I started TryHackMe’s Pre-Security path this week. It’s free, it’s the recommended starting point if you have no security background, and it’s structured as five modules that take you from “what is a network?” to “what is a vulnerability?”
I have a CS degree and six years of web dev, so I’m not a true beginner. But I wanted to walk through it from the start anyway, because two things were true:
- I haven’t thought about networking fundamentals in years.
- Skipping foundations is how people fail Security+.
Here’s how the first few rooms went.
Module 1: Cyber Security Introduction
This is mostly orientation. What roles exist (red team, blue team, GRC), what a SOC is, what penetration testing is. If you already have a sense of the field, you can skim it in 30 minutes.
✅ Worth doing if you’re brand new. ⏭️ Skip if you’ve already read any “what is a SOC analyst” article.
Module 2: Network Fundamentals
This is the heart of why I’m doing the path. The rooms cover:
- The OSI model
- TCP/IP
- IP addresses, MAC addresses, DNS
- Common ports
Even with a CS degree, doing the practical exercises — actually pinging things, looking up DNS records, identifying what port HTTPS uses — was useful. The terminal practice alone is worth it.

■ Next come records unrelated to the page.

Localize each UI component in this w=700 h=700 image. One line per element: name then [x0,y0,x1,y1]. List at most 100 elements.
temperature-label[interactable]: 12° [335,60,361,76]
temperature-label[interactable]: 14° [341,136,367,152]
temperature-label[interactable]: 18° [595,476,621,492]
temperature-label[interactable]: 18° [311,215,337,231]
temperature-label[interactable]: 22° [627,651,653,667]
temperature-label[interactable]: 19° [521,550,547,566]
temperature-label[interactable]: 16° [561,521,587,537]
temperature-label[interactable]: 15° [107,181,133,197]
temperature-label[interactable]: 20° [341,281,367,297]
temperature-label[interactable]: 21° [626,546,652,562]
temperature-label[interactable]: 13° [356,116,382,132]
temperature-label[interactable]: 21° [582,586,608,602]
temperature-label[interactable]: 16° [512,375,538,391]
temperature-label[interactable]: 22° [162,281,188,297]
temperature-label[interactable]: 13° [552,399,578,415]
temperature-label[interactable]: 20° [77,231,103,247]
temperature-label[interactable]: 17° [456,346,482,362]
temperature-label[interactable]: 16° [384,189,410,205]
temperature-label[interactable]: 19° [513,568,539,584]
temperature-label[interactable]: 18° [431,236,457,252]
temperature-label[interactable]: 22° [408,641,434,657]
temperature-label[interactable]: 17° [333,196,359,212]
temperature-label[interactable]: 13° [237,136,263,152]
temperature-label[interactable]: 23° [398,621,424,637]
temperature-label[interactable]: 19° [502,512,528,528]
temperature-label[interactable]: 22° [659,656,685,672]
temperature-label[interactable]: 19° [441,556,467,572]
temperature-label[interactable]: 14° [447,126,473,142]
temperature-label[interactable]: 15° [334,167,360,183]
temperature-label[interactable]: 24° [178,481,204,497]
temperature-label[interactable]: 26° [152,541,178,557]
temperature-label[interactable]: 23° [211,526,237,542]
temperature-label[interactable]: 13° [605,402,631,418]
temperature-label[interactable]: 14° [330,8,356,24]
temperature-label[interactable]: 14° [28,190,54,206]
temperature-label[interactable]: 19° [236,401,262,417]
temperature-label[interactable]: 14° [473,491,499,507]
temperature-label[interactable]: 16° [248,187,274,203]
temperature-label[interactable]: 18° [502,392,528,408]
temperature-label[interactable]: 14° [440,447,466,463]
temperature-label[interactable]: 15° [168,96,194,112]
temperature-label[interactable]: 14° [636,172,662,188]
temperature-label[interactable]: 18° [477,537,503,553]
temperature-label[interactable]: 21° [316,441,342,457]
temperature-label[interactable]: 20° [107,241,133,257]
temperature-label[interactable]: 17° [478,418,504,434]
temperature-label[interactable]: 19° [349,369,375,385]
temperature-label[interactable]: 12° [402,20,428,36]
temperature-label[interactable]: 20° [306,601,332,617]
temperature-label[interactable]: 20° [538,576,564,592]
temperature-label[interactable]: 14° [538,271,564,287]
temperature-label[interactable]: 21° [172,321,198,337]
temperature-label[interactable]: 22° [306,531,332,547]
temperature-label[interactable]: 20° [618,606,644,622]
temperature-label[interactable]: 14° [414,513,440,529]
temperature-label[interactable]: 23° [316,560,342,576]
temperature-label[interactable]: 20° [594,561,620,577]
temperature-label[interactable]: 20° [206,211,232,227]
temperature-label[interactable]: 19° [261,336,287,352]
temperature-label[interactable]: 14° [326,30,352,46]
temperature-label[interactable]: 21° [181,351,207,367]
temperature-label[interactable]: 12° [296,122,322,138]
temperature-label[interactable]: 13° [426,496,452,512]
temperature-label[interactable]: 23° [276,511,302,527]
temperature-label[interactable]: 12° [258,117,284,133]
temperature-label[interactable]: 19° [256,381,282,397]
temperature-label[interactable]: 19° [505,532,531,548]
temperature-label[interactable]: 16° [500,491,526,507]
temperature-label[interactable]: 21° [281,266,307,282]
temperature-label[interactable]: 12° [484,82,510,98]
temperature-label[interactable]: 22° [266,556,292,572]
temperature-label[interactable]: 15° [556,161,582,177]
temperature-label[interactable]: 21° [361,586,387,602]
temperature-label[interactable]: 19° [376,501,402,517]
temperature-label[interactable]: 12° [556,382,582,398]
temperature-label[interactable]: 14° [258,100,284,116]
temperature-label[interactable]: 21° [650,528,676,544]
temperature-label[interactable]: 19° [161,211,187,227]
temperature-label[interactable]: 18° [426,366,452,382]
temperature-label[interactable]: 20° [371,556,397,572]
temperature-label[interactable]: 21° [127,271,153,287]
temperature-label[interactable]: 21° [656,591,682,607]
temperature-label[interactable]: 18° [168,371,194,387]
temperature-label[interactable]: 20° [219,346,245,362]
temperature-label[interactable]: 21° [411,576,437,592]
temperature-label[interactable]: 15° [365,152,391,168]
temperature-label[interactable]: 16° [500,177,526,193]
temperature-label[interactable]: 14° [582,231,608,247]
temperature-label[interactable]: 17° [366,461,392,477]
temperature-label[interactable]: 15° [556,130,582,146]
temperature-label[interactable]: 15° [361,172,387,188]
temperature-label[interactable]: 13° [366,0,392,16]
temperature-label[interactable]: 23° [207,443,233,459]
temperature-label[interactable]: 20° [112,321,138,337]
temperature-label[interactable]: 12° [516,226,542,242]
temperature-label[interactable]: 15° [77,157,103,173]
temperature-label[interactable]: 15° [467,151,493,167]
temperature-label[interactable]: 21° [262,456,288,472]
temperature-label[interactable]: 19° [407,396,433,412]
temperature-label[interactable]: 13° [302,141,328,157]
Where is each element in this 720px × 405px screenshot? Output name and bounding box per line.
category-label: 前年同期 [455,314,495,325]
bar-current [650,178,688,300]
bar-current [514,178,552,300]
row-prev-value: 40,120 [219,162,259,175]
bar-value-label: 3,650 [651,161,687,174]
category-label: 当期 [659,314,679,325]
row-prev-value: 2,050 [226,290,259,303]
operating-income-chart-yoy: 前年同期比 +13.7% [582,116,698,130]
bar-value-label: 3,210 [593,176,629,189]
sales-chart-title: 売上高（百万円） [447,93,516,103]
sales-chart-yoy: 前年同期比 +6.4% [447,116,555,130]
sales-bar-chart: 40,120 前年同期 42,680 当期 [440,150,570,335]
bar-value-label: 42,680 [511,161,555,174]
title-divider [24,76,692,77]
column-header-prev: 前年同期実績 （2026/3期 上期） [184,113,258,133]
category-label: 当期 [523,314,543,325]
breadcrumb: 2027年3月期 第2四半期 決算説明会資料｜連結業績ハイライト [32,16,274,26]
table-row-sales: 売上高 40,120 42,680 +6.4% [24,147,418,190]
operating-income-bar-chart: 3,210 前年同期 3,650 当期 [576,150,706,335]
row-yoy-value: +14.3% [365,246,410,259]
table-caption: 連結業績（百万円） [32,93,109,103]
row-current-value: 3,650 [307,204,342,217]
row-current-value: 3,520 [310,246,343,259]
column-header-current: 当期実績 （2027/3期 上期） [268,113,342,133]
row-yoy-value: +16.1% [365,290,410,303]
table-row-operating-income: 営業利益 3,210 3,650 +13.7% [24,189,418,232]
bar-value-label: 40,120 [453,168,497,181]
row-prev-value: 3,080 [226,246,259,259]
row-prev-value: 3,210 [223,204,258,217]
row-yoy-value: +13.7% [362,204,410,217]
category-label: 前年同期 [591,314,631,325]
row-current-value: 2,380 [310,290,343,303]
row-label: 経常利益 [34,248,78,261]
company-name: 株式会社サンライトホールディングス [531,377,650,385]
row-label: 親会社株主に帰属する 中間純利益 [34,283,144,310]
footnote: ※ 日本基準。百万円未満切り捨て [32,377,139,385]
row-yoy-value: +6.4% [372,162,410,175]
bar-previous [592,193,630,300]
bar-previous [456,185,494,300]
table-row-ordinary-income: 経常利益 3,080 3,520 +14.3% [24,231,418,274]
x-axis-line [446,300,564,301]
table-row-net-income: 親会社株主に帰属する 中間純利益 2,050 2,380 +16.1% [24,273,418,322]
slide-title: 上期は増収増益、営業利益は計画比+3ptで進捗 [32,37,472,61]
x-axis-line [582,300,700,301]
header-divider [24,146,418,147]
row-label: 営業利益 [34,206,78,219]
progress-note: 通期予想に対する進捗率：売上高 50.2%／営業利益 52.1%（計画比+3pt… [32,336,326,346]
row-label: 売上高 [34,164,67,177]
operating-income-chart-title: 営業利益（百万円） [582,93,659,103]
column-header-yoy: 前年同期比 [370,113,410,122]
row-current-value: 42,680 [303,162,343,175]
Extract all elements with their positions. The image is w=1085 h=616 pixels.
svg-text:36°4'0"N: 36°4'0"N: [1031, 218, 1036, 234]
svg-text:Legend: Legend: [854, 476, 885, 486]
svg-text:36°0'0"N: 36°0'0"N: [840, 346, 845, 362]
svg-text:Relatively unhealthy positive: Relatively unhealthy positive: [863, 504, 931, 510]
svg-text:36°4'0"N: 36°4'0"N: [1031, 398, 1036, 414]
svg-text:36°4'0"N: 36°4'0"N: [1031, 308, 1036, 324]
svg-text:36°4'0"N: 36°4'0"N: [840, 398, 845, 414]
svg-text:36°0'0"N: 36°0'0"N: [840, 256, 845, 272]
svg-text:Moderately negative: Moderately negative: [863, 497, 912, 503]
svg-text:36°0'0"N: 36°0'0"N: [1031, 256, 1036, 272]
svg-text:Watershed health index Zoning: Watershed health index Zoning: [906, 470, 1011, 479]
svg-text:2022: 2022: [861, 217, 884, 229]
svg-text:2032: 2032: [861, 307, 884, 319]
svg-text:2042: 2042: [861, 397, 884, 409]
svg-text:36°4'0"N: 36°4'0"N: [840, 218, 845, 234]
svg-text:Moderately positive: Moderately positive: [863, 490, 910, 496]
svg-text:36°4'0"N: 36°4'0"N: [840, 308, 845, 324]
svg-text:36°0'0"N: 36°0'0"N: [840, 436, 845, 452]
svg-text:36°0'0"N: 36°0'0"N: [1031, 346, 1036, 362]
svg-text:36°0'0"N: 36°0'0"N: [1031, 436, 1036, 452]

I caught myself rusty on subnetting. I didn’t fail any questions, but I had to think about it harder than I should have. I’ll come back to subnetting in week 2 of my Security+ prep.
✅ Worth doing slowly. 📝 Open a notebook. You’ll want to write subnet math on paper.
Module 3: How the Web Works
For a former web developer, this is the easy module. HTTP requests, status codes, cookies, what <script> tags do, basic injection ideas.
⏭️ Mostly skim if you’ve ever shipped a website. The key new content for security is around “what an attacker looks at” — same web, different lens.
What I’m taking from it
A few notes I want to remember:
- The OSI model isn’t trivia. Every Sec+ question about which layer something happens at depends on knowing it cold. Memorize layers 1–7 and what runs at each.
- DNS is more interesting than I gave it credit for. Recursive vs authoritative resolution, record types (A, AAAA, MX, CNAME), TTLs. There’s a whole attack surface here I want to come back to.
- TryHackMe’s editor for typing answers is annoying but the rooms themselves are genuinely well-built. Don’t let the UI put you off.
Time spent
About 6 hours total over two evenings to get through the first three modules. I’ll finish modules 4 and 5 (Linux fundamentals and Windows fundamentals) over the next two days, then move to the SOC Level 1 path.
This is a good way to stay honest with myself about what I do and don’t remember from years ago. Recommended.